Еще до создания радио «Освобождение», в самом начале холодной войны, чтобы парировать одностороннюю информацию, подававшуюся населению за «железным занавесом», и объяснять американскую политику, США начали 17 февраля 1947 г. передачи «Голоса Америки» на русском языке, посвященные главным образом международным отношениям и жизни в США. В июне 1950 г. вышло в эфир радио «Свободная Европа», вещавшее на языках Восточной Европы. В октябре начались русскоязычные передачи Радио Канада, а в 1951 г. в Мюнхене открылась европейская редакция «Голоса Америки», откликавшаяся, прежде всего, на события в СССР. Ее передачи, как и начатое ранее вещание британской корпорации Би-би-си приобрели в Советском Союзе широкий круг слушателей. В 1963 г. начала вещать на русском языке из Кёльна и «Немецкая волна».
Политическое руководство всеми этими передачами было в руках западных чиновников, но тексты писали и дикторами были уроженцы соответствующих стран, находившие свой подход к слушателю. Возможно, что несколько сот русских эмигрантов, прошедших за 40 лет через штат западных «голосов», сделали больше для изменения политического строя в СССР, чем вся разноголосица послевоенных русских союзов, партий и движений. В «голосах» работали люди с разными биографиями: белые эмигранты 1920-х гг. и их дети, советские перебежчики 1930-х гг. и послевоенных лет, власовцы и члены НТС, известные литераторы и журналисты, и те, кто создал себе имя уже на радио.
Как государственные радиостанции, «голоса» были связаны государственной политикой и дипломатическим этикетом. Они не могли призывать, скажем, к свержению сталинского строя. Именно поэтому по мере обострения холодной войны зрела мысль, что надо создать независимую от правительств радиостанцию, выражающую точку зрения российской эмиграции. Однако здесь союзников постигла неудача.
Работа на радио представляла собой одно крыло политической деятельности послевоенной эмиграции.
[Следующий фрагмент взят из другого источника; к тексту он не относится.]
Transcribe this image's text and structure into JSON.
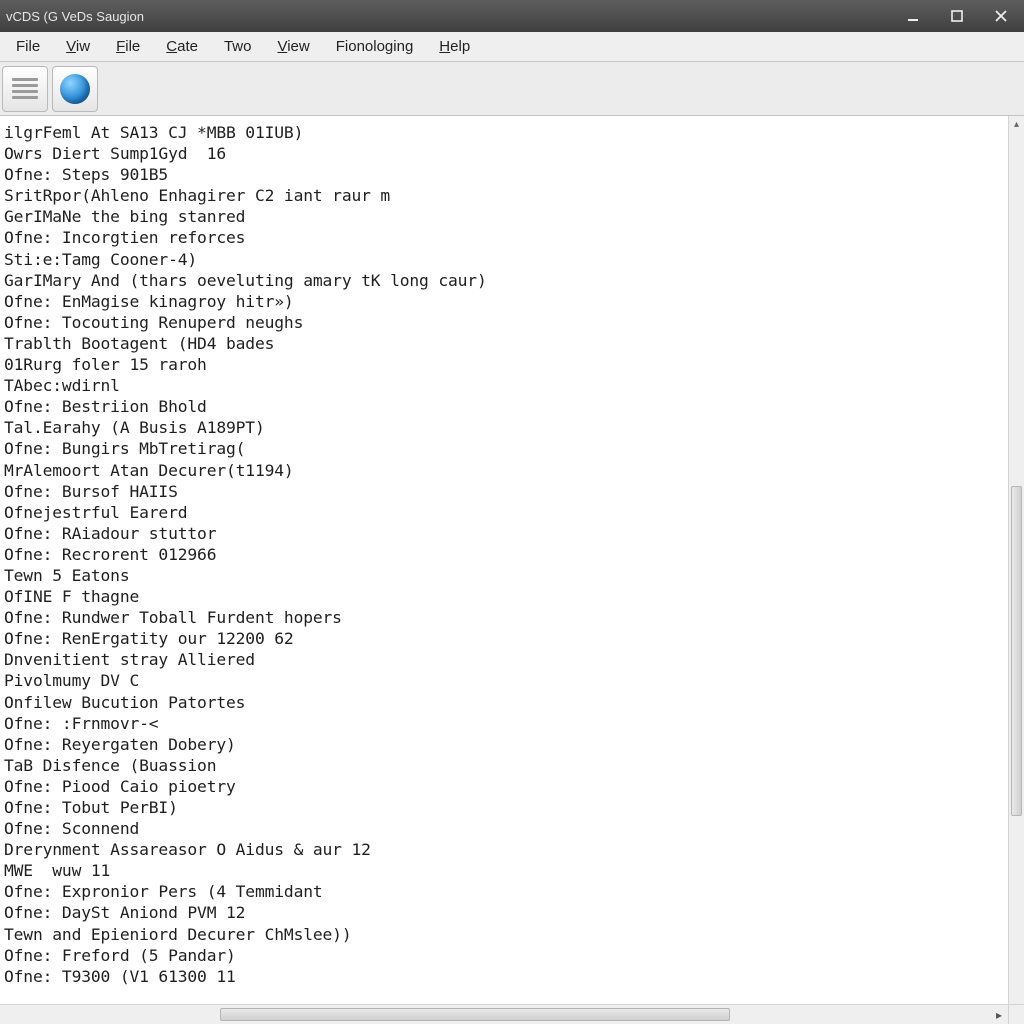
{
  "window": {
    "title": "vCDS (G VeDs Saugion"
  },
  "menu": {
    "items": [
      {
        "label": "File",
        "underline_first": false
      },
      {
        "label": "Viw",
        "underline_first": true
      },
      {
        "label": "File",
        "underline_first": true
      },
      {
        "label": "Cate",
        "underline_first": true
      },
      {
        "label": "Two",
        "underline_first": false
      },
      {
        "label": "View",
        "underline_first": true
      },
      {
        "label": "Fionologing",
        "underline_first": false
      },
      {
        "label": "Help",
        "underline_first": true
      }
    ]
  },
  "log_lines": [
    "ilgrFeml At SA13 CJ *MBB 01IUB)",
    "Owrs Diert Sump1Gyd  16",
    "Ofne: Steps 901B5",
    "SritRpor(Ahleno Enhagirer C2 iant raur m",
    "GerIMaNe the bing stanred",
    "Ofne: Incorgtien reforces",
    "Sti:e:Tamg Cooner-4)",
    "GarIMary And (thars oeveluting amary tK long caur)",
    "Ofne: EnMagise kinagroy hitr»)",
    "Ofne: Tocouting Renuperd neughs",
    "Trablth Bootagent (HD4 bades",
    "01Rurg foler 15 raroh",
    "TAbec:wdirnl",
    "Ofne: Bestriion Bhold",
    "Tal.Earahy (A Busis A189PT)",
    "Ofne: Bungirs MbTretirag(",
    "MrAlemoort Atan Decurer(t1194)",
    "Ofne: Bursof HAIIS",
    "Ofnejestrful Earerd",
    "Ofne: RAiadour stuttor",
    "Ofne: Recrorent 012966",
    "Tewn 5 Eatons",
    "OfINE F thagne",
    "Ofne: Rundwer Toball Furdent hopers",
    "Ofne: RenErgatity our 12200 62",
    "Dnvenitient stray Alliered",
    "Pivolmumy DV C",
    "Onfilew Bucution Patortes",
    "Ofne: :Frnmovr-<",
    "Ofne: Reyergaten Dobery)",
    "TaB Disfence (Buassion",
    "Ofne: Piood Caio pioetry",
    "Ofne: Tobut PerBI)",
    "Ofne: Sconnend",
    "Drerynment Assareasor O Aidus & aur 12",
    "MWE  wuw 11",
    "Ofne: Expronior Pers (4 Temmidant",
    "Ofne: DaySt Aniond PVM 12",
    "Tewn and Epieniord Decurer ChMslee))",
    "Ofne: Freford (5 Pandar)",
    "Ofne: T9300 (V1 61300 11"
  ]
}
Другое – представляла работа НТС, прямо призывавшего к свержению советской власти. Поскольку революция немыслима без активного или хотя бы пассивного участия армии, то уже в 1948 г., когда масса беженцев думала только об отъезде за океан, подальше от Советской армии, НТС направил своих людей в Берлин, для контактов с этой армией. Чтобы снять сомнения в том, возможна ли вообще в СССР революция, член совета НТС Владимир Поремский выдвинул «молекулярную теорию» революции в тоталитарных условиях. Теория эта предполагала создание множества малых групп (по 2–3 человека), между собою не связанных, но дающих о себе знать, рисуя символы НТС и лозунги на стенах, и получающих указания от находящегося за рубежом центра по радио и в листовках. Следуя этой схеме, НТС в 1950 г. расширил свои типографские мощности и наладил передачу литературы через советских моряков в западных портах. Молекулярная теория предусматривала и «каркас» организации – опорные точки из членов НТС, с Запада, ведущих по радио двустороннюю связь с центром.
Как справедливо утверждал Поремский, молчаливое недовольство сталинским режимом было никем не отрицаемой реальностью. Не теряя времени, НТС приступил к отстройке собственных каналов связи. Напечатанная на Западе литература закладывалась в ящики с товарами, идущими в страну; сбрасывалась в непромокаемых обертках в реки, текущие через границу. С начала пятидесятых годов миллионы листовок и легких брошюр забрасывались в СССР при помощи больших воздушных шаров дальнего действия, изготовляемых специальной «бригадой» НТС. Имея более 20 метров в диаметре, эти шары поднимали до 90 килограммов полезного груза и пересекали огромные расстояния. Специальный сбрасыватель, тоже самодельный, обеспечивал разброску литературы каждые 400–500 километров на пути полета. Получателям рекомендовалось создавать не связанные между собой миниатюрные группы и слушать передачи «Свободной России».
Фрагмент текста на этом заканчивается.